Cecilia se casó muy joven con el intelectual y abogado comunista Humberto Banderas, a quien conoció veraneando en Zapallar a los 15 años. Luego de criar a sus dos primeros hijos, estudió Teatro en la Universidad Católica, pero al tercer año desistió de la actuación para dedicarse por completo a la escritura.
—Siempre supe que iba a ser escritora, pero trataba de hacerme la lesa —dice.
Sus primeros pasos literarios los dio escribiendo cuentos infantiles (que publicó en Zig Zag porque el editor era amigo de su madre y "así se daban las cosas en ese tiempo"), hasta que un día le mostró un poema a Neruda —quien era amigo de su marido y vecino en La Reina— y este le dio su beneplácito. "Siga con sus poemitas", le dijo con simpatía.
El estímulo literario era pan de cada día para Cecilia. Recuerda que "los domingos los pasábamos donde Pepe Donoso. Los veraneos, en la casa de Neruda y la Hormiguita en Isla Negra, donde llegaban tantos amigos, Patricio Bunster, Venturelli...".
Pero fue Enrique Lafourcade quien la animó a "valerse por sí sola" e ir con el manuscrito de su primer libro a la editorial Nascimento, el que finalmente fue publicado en 1949. Su poesía "sin efectos especiales", como la define ella en el poema "Autocrítica", deslumbró especialmente a Enrique Lihn, a quien conoció en la casa de Neruda en Isla Negra y luego empezó a frecuentar regularmente Escritores de Chile (SECh).
—En el poema "Estudio número cinco" usted se pregunta algo muy intrigante: "¿Hay sol Lucrecia?".
—Le preguntábamos a la nana si había sol para bajar a la playa y aclimatarnos. Es una pregunta típica, pero puesta ahí es triste, te fijas. Cuando es artista el que ve, lo ve todo más triste. Qué raro eso.
—A su edad, con todo lo vivido, ¿mantiene la capacidad de asombro hacia lo ínfimo de la cotidianeidad?
—Siempre.
—¿Qué le despierta poesía hoy día?
—Te diría que todo. Salgo ahí, veo unas plantitas y ahí estoy. ¿Cómo decirte? Estoy.
—¿A los 90 años se está más tranquila para escribir? ¿Más consciente?
—No. Menos tranquila y menos consciente. Menos todo. Por eso está así mi poesía. Como más hecha. Tiene una cosa deshilvanada.
—¿Y más libre, quizás?
—No es libre la palabra. Enrollada, embollada. Torcida dentro de un mundo que parece liviano y no lo es en ningún momento.
—Los poetas son más bien seres solitarios y acá está obligada a hacer una vida más sociable. ¿Le gusta interactuar con los demás?
—Soy sociable, era muy sociable.
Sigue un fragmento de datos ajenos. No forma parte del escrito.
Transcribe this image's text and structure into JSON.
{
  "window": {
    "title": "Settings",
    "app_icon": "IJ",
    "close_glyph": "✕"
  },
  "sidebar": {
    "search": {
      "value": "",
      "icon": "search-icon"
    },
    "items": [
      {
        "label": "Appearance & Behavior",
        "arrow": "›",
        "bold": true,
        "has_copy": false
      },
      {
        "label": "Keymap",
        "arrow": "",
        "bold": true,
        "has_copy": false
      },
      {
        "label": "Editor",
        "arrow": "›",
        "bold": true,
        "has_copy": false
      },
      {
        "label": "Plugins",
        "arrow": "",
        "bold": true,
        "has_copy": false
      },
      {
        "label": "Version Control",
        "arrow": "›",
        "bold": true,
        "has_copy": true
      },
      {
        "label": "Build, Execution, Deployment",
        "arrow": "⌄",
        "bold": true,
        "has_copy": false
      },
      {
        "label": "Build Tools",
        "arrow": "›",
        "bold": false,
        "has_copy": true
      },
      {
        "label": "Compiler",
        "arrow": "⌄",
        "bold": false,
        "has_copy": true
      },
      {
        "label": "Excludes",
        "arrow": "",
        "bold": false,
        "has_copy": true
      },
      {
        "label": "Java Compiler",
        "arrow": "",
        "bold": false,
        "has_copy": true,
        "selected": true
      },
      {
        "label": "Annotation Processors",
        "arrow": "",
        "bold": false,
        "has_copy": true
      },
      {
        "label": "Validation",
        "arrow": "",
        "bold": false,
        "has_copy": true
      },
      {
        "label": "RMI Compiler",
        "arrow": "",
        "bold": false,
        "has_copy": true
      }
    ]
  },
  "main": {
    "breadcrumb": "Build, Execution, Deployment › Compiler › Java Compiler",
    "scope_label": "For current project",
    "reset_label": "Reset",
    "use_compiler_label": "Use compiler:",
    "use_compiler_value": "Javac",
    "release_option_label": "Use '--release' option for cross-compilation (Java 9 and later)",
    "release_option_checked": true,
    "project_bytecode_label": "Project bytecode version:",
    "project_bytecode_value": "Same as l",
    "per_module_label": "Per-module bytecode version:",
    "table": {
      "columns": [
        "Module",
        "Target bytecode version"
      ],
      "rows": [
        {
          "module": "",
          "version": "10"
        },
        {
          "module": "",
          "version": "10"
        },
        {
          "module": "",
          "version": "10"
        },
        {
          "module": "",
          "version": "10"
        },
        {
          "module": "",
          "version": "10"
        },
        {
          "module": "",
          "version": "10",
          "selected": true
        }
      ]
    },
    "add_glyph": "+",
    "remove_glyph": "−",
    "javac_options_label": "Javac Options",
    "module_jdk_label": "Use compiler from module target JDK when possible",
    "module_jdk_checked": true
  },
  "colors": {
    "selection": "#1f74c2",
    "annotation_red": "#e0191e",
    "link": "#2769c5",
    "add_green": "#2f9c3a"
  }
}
Ahora también.
Cuando Cecilia dice "muy sociable", no exagera. Ha contado que conoció "el amanecer, la bohemia y el vino con canela" primero con Humberto Banderas, quien sería tomado preso para el golpe militar y luego exiliado, pero sobre todo con el "gran amor de su vida", su segundo marido, el también escritor de la Generación del 50, Enrique Moletto. Una noche de 1952 se enamoró de él en una fiesta en la casa del pintor Nemesio Antúnez. Deshizo su anterior matrimonio, se casó por segunda vez —provocando cierto escándalo social— y tuvo dos hijos que se sumaron a los cuatro anteriores de Banderas. "Si una palabra/pudiera medir el amor que nos
tuvimos/eso sería inconmensurable", dice un poema escrito ya viuda de Moletto, el 2001.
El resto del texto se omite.